In a company that hires senior reps, there is likely to be a correlation between age and experience, so you may have a culture that is more accommodating towards individuals with families or working parents. In a company that hires reps that are a few years out of college, you’re more likely to see colleagues spending time together outside of work, sharing tips and best practices and potentially blurring the lines between work and life. Neither culture is better than the other, but they can be quite different.

Pay Philosophy

The other sales compensation factor that can impact company culture is pay philosophy, or the amount the company wants to differentiate earnings between high and low performers.On one end of the spectrum is the egalitarian pay philosophy where companies do not significantly differentiate between high and low producers. This can be achieved in a number of ways, from having a less aggressive pay mix for reps so that there isn’t as much of an opportunity to overachieve  to measuring reps on a team goal where everyone is paid for the same achievement - promoting an “everyone wins” mindset.This philosophy works well with companies with long and complex sales cycles - like Boeing where reps sell airplanes - because reps are incentivized to work together on multi year deals and everyone can share in the success, reducing the impact of boom and bust cycles on multimillion dollar deals.

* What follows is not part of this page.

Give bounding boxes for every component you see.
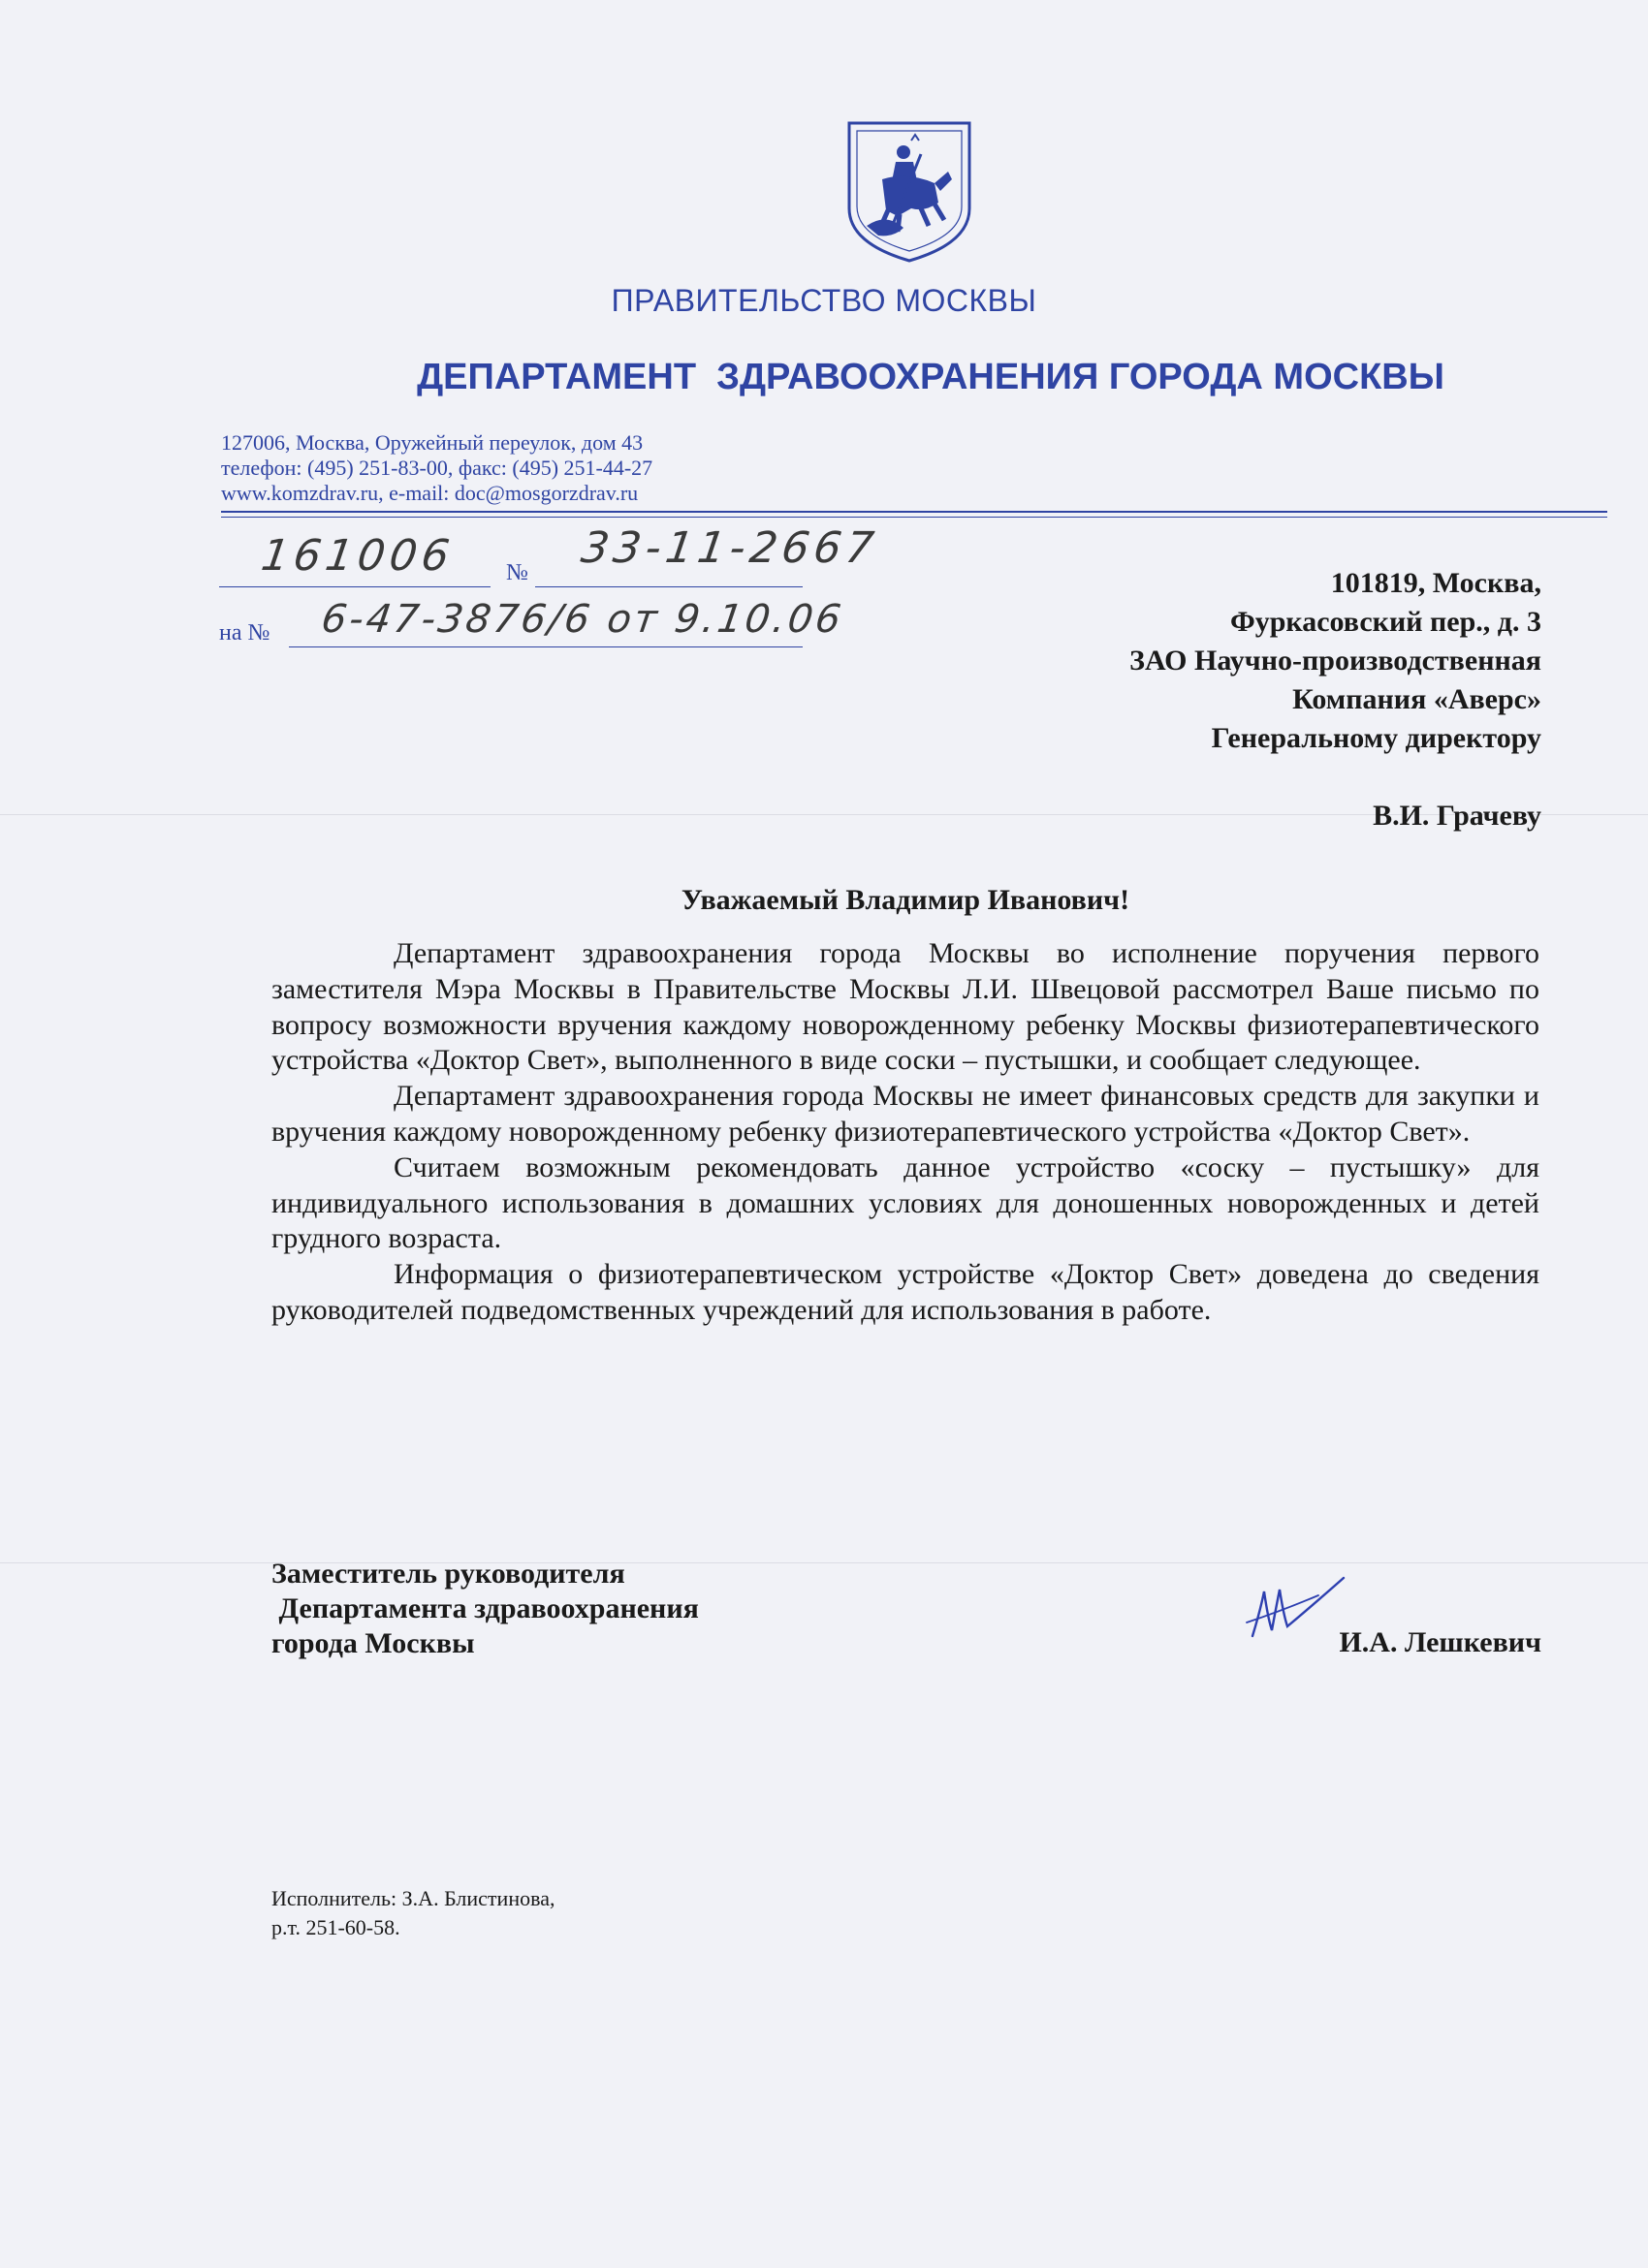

On the other end of the philosophical spectrum lies the darwinian pay philosophy, characterized by dramatic pay disparities between high and low producers. Companies who employ this philosophy enable earnings differences by setting quotas higher - think of setting extreme stretch goals for your reps - and adding in thresholds in the plan where reps earn a reduced payout until achieving a baseline level of performance. Companies that employ this philosophy tend to use the compensation program to manage reps out of their sales organizations. Oracle is famous for this. Reps who do well at Oracle can make enormous gains. But there are countless ex-Oracle sales reps who failed to perform at Oracle and became star performers elsewhere. 

At CaptivateIQ, we generally recommend that companies employ a competitive pay philosophy where the full upside of the compensation program is reserved for the top 10% of earners, with the rest of the sales team being able to earn at least 60% of their target incentives.This philosophy promotes trust in the compensation program because you’ll be able to point to more than just a handful of reps who were successful and earned solid money. But this philosophy also creates a culture of collaboration that is backed by healthy competition.